Massive DDoS Attack Hits 7.3 Tbps Delivering 37.4 Terabytes in 45 Seconds
The internet witnessed a new record in cyberattacks last month as Cloudflare, blocked the largest distributed denial-of-service (DDoS) attack ever recorded.
The attack peaked at an astonishing 7.3 terabits per second (Tbps), overwhelming its target with 37.4 terabytes of data in just 45 seconds.
The attack, detected in mid-May 2025, targeted an unnamed hosting provider that relied on Cloudflare’s Magic Transit service for network defense.
The scale of the assault was unprecedented, surpassing previous records by 12% and delivering a data deluge equivalent to streaming nearly a year’s worth of high-definition video or downloading over 9,350 full-length HD movies in under a minute.

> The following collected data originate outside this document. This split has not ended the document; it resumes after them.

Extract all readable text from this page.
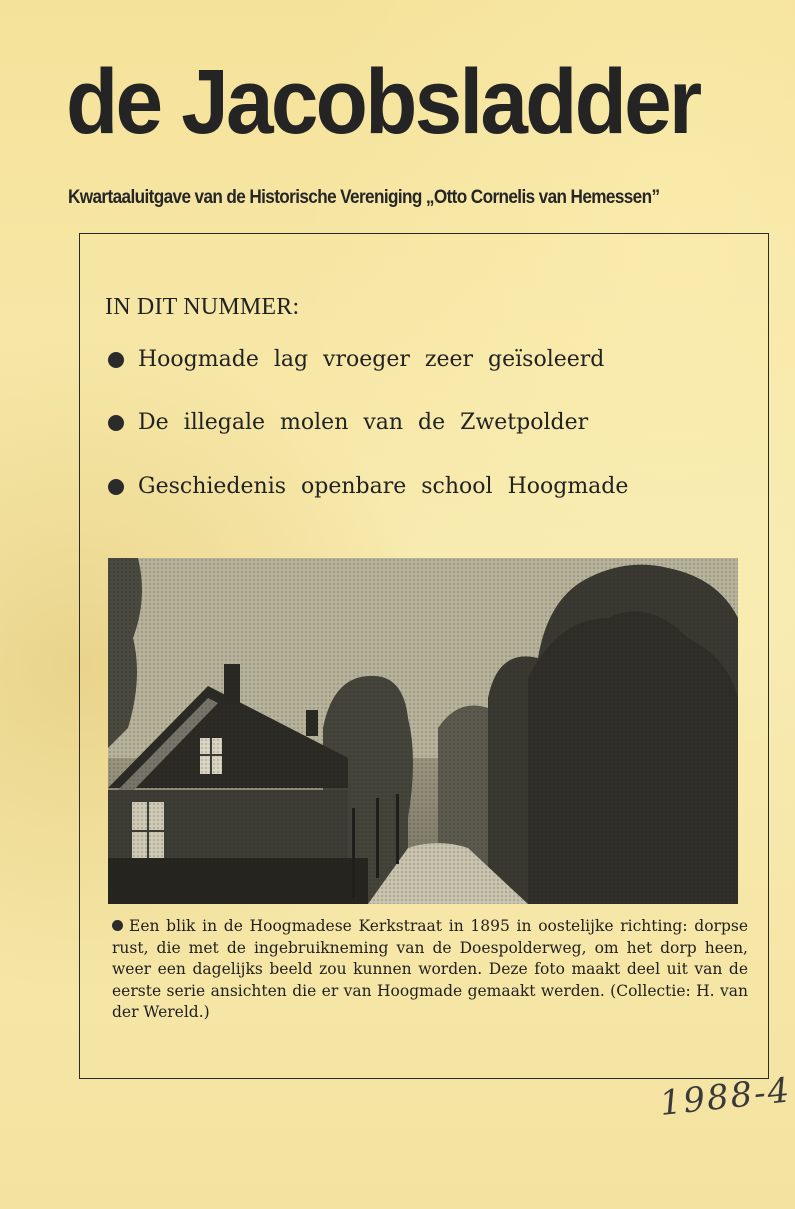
de Jacobsladder

Kwartaaluitgave van de Historische Vereniging „Otto Cornelis van Hemessen”

IN DIT NUMMER:
Hoogmade lag vroeger zeer geïsoleerd
De illegale molen van de Zwetpolder
Geschiedenis openbare school Hoogmade

Een blik in de Hoogmadese Kerkstraat in 1895 in oostelijke richting: dorpse rust, die met de ingebruikneming van de Doespolderweg, om het dorp heen, weer een dagelijks beeld zou kunnen worden. Deze foto maakt deel uit van de eerste serie ansichten die er van Hoogmade gemaakt werden. (Collectie: H. van der Wereld.)

1988-4
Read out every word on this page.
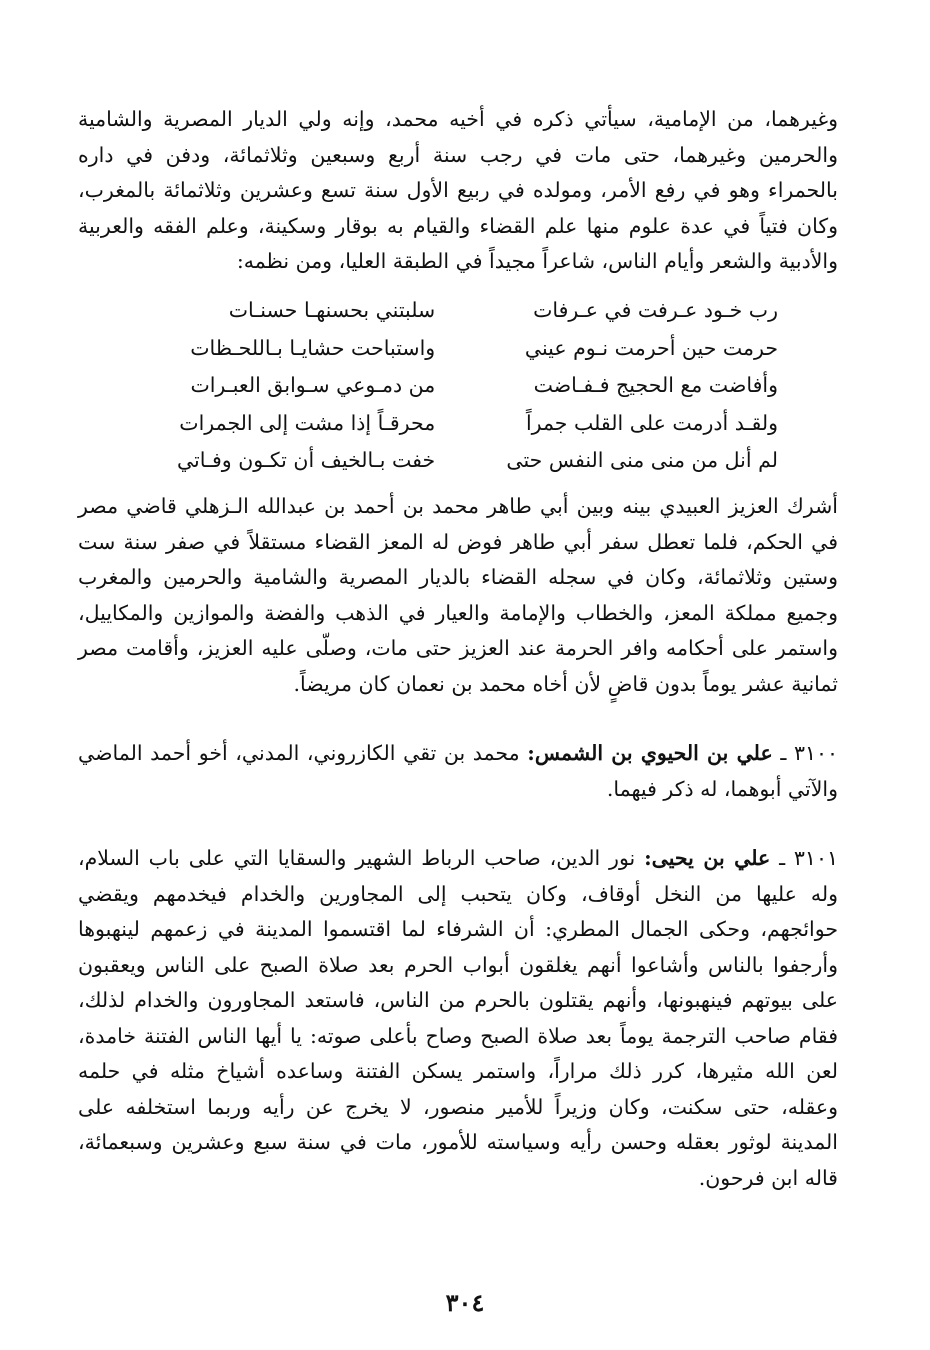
وغيرهما، من الإمامية، سيأتي ذكره في أخيه محمد، وإنه ولي الديار المصرية والشامية والحرمين وغيرهما، حتى مات في رجب سنة أربع وسبعين وثلاثمائة، ودفن في داره بالحمراء وهو في رفع الأمر، ومولده في ربيع الأول سنة تسع وعشرين وثلاثمائة بالمغرب، وكان فتياً في عدة علوم منها علم القضاء والقيام به بوقار وسكينة، وعلم الفقه والعربية والأدبية والشعر وأيام الناس، شاعراً مجيداً في الطبقة العليا، ومن نظمه:

رب خـود عـرفت في عـرفات
سلبتني بحسنهـا حسنـات
حرمت حين أحرمت نـوم عيني
واستباحت حشايـا بـاللحـظات
وأفاضت مع الحجيج فـفـاضت
من دمـوعي سـوابق العبـرات
ولقـد أدرمت على القلب جمراً
محرقـاً إذا مشت إلى الجمرات
لم أنل من منى منى النفس حتى
خفت بـالخيف أن تكـون وفـاتي

أشرك العزيز العبيدي بينه وبين أبي طاهر محمد بن أحمد بن عبدالله الـزهلي قاضي مصر في الحكم، فلما تعطل سفر أبي طاهر فوض له المعز القضاء مستقلاً في صفر سنة ست وستين وثلاثمائة، وكان في سجله القضاء بالديار المصرية والشامية والحرمين والمغرب وجميع مملكة المعز، والخطاب والإمامة والعيار في الذهب والفضة والموازين والمكاييل، واستمر على أحكامه وافر الحرمة عند العزيز حتى مات، وصلّى عليه العزيز، وأقامت مصر ثمانية عشر يوماً بدون قاضٍ لأن أخاه محمد بن نعمان كان مريضاً.

٣١٠٠ ـ علي بن الحيوي بن الشمس: محمد بن تقي الكازروني، المدني، أخو أحمد الماضي والآتي أبوهما، له ذكر فيهما.

٣١٠١ ـ علي بن يحيى: نور الدين، صاحب الرباط الشهير والسقايا التي على باب السلام، وله عليها من النخل أوقاف، وكان يتحبب إلى المجاورين والخدام فيخدمهم ويقضي حوائجهم، وحكى الجمال المطري: أن الشرفاء لما اقتسموا المدينة في زعمهم لينهبوها وأرجفوا بالناس وأشاعوا أنهم يغلقون أبواب الحرم بعد صلاة الصبح على الناس ويعقبون على بيوتهم فينهبونها، وأنهم يقتلون بالحرم من الناس، فاستعد المجاورون والخدام لذلك، فقام صاحب الترجمة يوماً بعد صلاة الصبح وصاح بأعلى صوته: يا أيها الناس الفتنة خامدة، لعن الله مثيرها، كرر ذلك مراراً، واستمر يسكن الفتنة وساعده أشياخ مثله في حلمه وعقله، حتى سكنت، وكان وزيراً للأمير منصور، لا يخرج عن رأيه وربما استخلفه على المدينة لوثور بعقله وحسن رأيه وسياسته للأمور، مات في سنة سبع وعشرين وسبعمائة، قاله ابن فرحون.

٣٠٤
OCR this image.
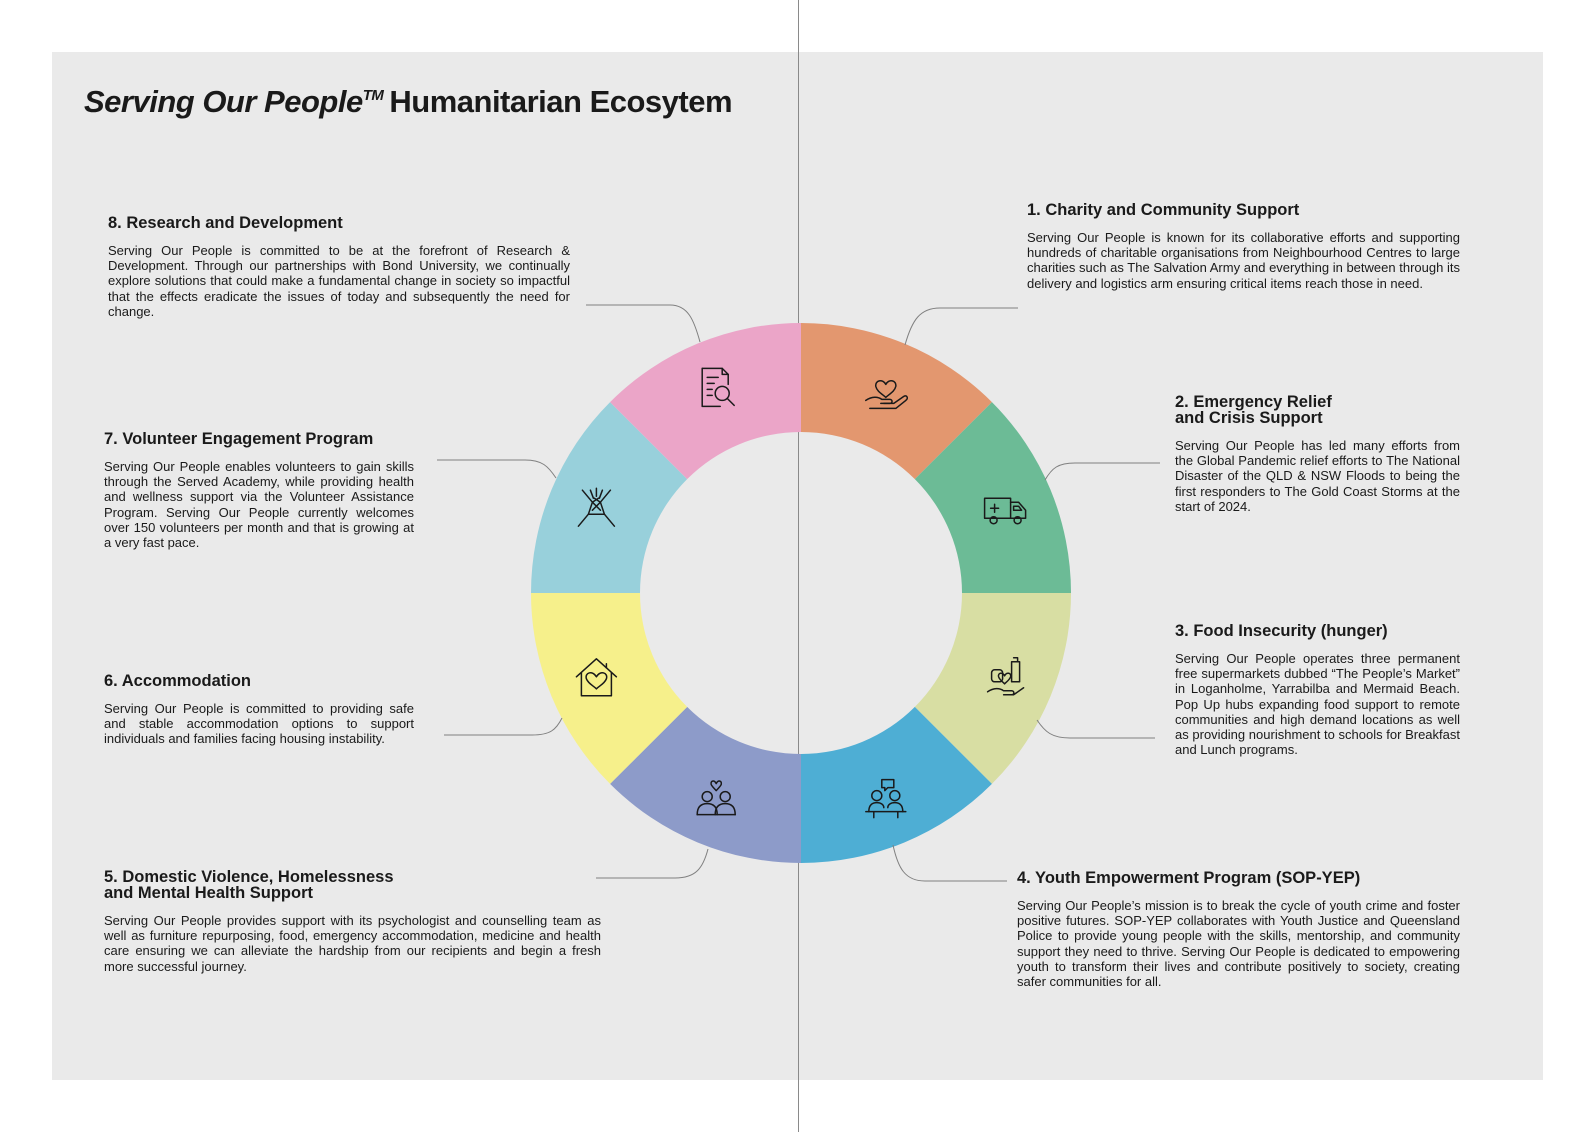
Serving Our People™ Humanitarian Ecosytem
1. Charity and Community Support

Serving Our People is known for its collaborative efforts and supporting hundreds of charitable organisations from Neighbourhood Centres to large charities such as The Salvation Army and everything in between through its delivery and logistics arm ensuring critical items reach those in need.

2. Emergency Relief
and Crisis Support

Serving Our People has led many efforts from the Global Pandemic relief efforts to The National Disaster of the QLD & NSW Floods to being the first responders to The Gold Coast Storms at the start of 2024.

3. Food Insecurity (hunger)

Serving Our People operates three permanent free supermarkets dubbed “The People’s Market” in Loganholme, Yarrabilba and Mermaid Beach. Pop Up hubs expanding food support to remote communities and high demand locations as well as providing nourishment to schools for Breakfast and Lunch programs.

4. Youth Empowerment Program (SOP-YEP)

Serving Our People’s mission is to break the cycle of youth crime and foster positive futures. SOP-YEP collaborates with Youth Justice and Queensland Police to provide young people with the skills, mentorship, and community support they need to thrive. Serving Our People is dedicated to empowering youth to transform their lives and contribute positively to society, creating safer communities for all.

5. Domestic Violence, Homelessness
and Mental Health Support

Serving Our People provides support with its psychologist and counselling team as well as furniture repurposing, food, emergency accommodation, medicine and health care ensuring we can alleviate the hardship from our recipients and begin a fresh more successful journey.

6. Accommodation

Serving Our People is committed to providing safe and stable accommodation options to support individuals and families facing housing instability.

7. Volunteer Engagement Program

Serving Our People enables volunteers to gain skills through the Served Academy, while providing health and wellness support via the Volunteer Assistance Program. Serving Our People currently welcomes over 150 volunteers per month and that is growing at a very fast pace.

8. Research and Development

Serving Our People is committed to be at the forefront of Research & Development. Through our partnerships with Bond University, we continually explore solutions that could make a fundamental change in society so impactful that the effects eradicate the issues of today and subsequently the need for change.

Cloudflare compared the 37.4 TB delivered in 45 seconds to downloading 9.35 million songs or snapping 12.5 million high-resolution photos in less than a minute — a volume that would keep a listener busy for 57 years or a photographer snapping daily for 4,000 years.
Attack Anatomy
The DDoS campaign was highly sophisticated, bombarding an average of 21,925 destination ports on a single IP address, peaking at 34,517 ports per second.
The attack originated from a massive botnet, with over 122,145 unique source IP addresses spanning 5,433 autonomous systems across 161 countries.
Nearly half of the attack traffic came from Brazil and Vietnam, each contributing roughly a quarter of the volume.
Other significant sources included Taiwan, China, Indonesia, Ukraine, Ecuador, Thailand, the United States, and Saudi Arabia.
The largest share of traffic was traced to Telefonica Brazil (10.5%) and Viettel Group of Vietnam (9.8%), with other major telecoms from Asia and Latin America also implicated.
While the attack was multi-vector, it was dominated by UDP floods, which accounted for 99.996% of the traffic.
The remaining fraction included a combination of QOTD (Quote of the Day) reflection, Echo reflection, NTP (Network Time Protocol) reflection, Mirai UDP floods, Portmap floods, and RIPv1 amplification attacks.
These vectors exploited legacy protocols and misconfigured servers to amplify the attack, making mitigation more challenging.
By routing malicious traffic to the nearest of its 477 data centers in 293 locations worldwide, Cloudflare was able to absorb and neutralize the attack close to its sources, minimizing disruption for legitimate users.
The company’s autonomous DDoS mitigation system, powered by real-time fingerprinting and advanced heuristics, quickly identified attack patterns and dropped malicious packets while allowing legitimate traffic to flow uninterrupted.
This record-breaking attack underscores the increasing scale and sophistication of DDoS threats facing critical internet infrastructure.
As attackers harness larger botnets and exploit outdated protocols, robust, automated defenses and global visibility are more essential than ever for organizations seeking to safeguard their networks.